The teachings on romance with Jesus stem from a greater problem within evangelical circles, as yesterday’s post on The Cripplegate reminded me. The Dangers of Man-Centered Theology demonstrates (in quite convicting ways) how easily we make the Gospel all about us. We may give lip-service to the fact that Jesus deserves all the praise, honor and glory, but honesty forces us to admit that most of the time we follow Him with the expectation of receiving goodies.
I can’t help thinking of this passage:
25 When they found him on the other side of the sea, they said to him, “Rabbi, when did you come here?” 26 Jesus answered them, “Truly, truly, I say to you, you are seeking me, not because you saw signs, but because you ate your fill of the loaves. 27 Do not work for the food that perishes, but for the food that endures to eternal life, which the Son of Man will give to you. For on him God the Father has set his seal.” 28 Then they said to him, “What must we do, to be doing the works of God?” 29 Jesus answered them, “This is the work of God, that you believe in him whom he has sent.” 30 So they said to him, “Then what sign do you do, that we may see and believe you?

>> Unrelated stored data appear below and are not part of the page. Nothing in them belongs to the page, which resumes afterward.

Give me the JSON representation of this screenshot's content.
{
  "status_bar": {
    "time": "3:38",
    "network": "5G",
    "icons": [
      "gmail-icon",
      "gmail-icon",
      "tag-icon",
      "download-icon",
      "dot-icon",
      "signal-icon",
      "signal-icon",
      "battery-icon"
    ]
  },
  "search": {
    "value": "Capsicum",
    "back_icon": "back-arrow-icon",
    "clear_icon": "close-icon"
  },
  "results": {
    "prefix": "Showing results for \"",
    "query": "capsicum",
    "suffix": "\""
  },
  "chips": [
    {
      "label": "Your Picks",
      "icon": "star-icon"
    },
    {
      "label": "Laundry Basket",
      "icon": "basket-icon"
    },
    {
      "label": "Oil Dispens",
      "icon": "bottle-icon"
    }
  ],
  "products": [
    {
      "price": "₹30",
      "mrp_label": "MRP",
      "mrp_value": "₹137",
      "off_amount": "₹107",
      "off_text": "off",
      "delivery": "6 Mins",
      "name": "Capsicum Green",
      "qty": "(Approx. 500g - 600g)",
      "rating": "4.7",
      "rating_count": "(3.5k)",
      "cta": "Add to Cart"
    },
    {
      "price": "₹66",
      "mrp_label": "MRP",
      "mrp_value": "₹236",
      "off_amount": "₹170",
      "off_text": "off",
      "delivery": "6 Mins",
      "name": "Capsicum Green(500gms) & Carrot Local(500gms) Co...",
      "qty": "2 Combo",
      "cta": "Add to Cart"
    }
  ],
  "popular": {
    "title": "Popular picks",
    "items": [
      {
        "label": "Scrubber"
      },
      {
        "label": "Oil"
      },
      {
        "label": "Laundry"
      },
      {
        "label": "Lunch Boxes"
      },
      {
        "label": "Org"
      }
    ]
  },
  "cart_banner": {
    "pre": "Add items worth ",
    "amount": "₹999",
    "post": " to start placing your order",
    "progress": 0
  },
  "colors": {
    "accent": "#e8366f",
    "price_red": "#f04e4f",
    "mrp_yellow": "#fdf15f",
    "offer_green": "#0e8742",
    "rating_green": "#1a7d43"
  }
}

What work do you perform? 31 Our fathers ate the manna in the wilderness; as it is written, ‘He gave them bread from heaven to eat.’” 32 Jesus then said to them, “Truly, truly, I say to you, it was not Moses who gave you the bread from heaven, but my Father gives you the true bread from heaven. 33 For the bread of God is he who comes down from heaven and gives life to the world.” 34 They said to him, “Sir, give us this bread always.”
35 Jesus said to them, “I am the bread of life; whoever comes to me shall not hunger, and whoever believes in me shall never thirst. 36 But I said to you that you have seen me and yet do not believe. 37 All that the Father gives me will come to me, and whoever comes to me I will never cast out. 38 For I have come down from heaven, not to do my own will but the will of him who sent me. 39 And this is the will of him who sent me, that I should lose nothing of all that he has given me, but raise it up on the last day. 40 For this is the will of my Father, that everyone who looks on the Son and believes in him should have eternal life, and I will raise him up on the last day.” ~~John 6:25-40 (ESV)
The crowd wanted Jesus because He met their temporal needs, not because He deserved their adoration. He fed the 5000 to reveal Himself as the Almighty Creator, but the people chose to focus on Him as a cosmic Waiter Who bore the responsibility of satisfying their appetites.
We do pretty much the same thing now. Maybe most of us have enough delicacy to avoid the blatant Name-It-And-Claim-It teachings of people like Joel Osteen, Joyce Meyer and Benny Hinn, but how many of us fall for Beth Moore, Rick Warren and Sarah Young as they offer a watered-down Jesus that romances us, gives us purpose and whispers in our ear? Instead of physical bread, this man-made Jesus lets us feel special about ourselves.
Certainly, the Lord loves His people, and He graciously cares for our needs. He does so, not because we deserve His mercy (we don’t), but because He is amazingly kind and generous in the face of our unworthiness. His kindness shouldn’t stimulate our greed, so that we constantly dream up new ways for Him to shower us with blessings. Quite the contrary, those blessings ought to cause us to shower Him with praise and adoration. They should place our attention back on Him.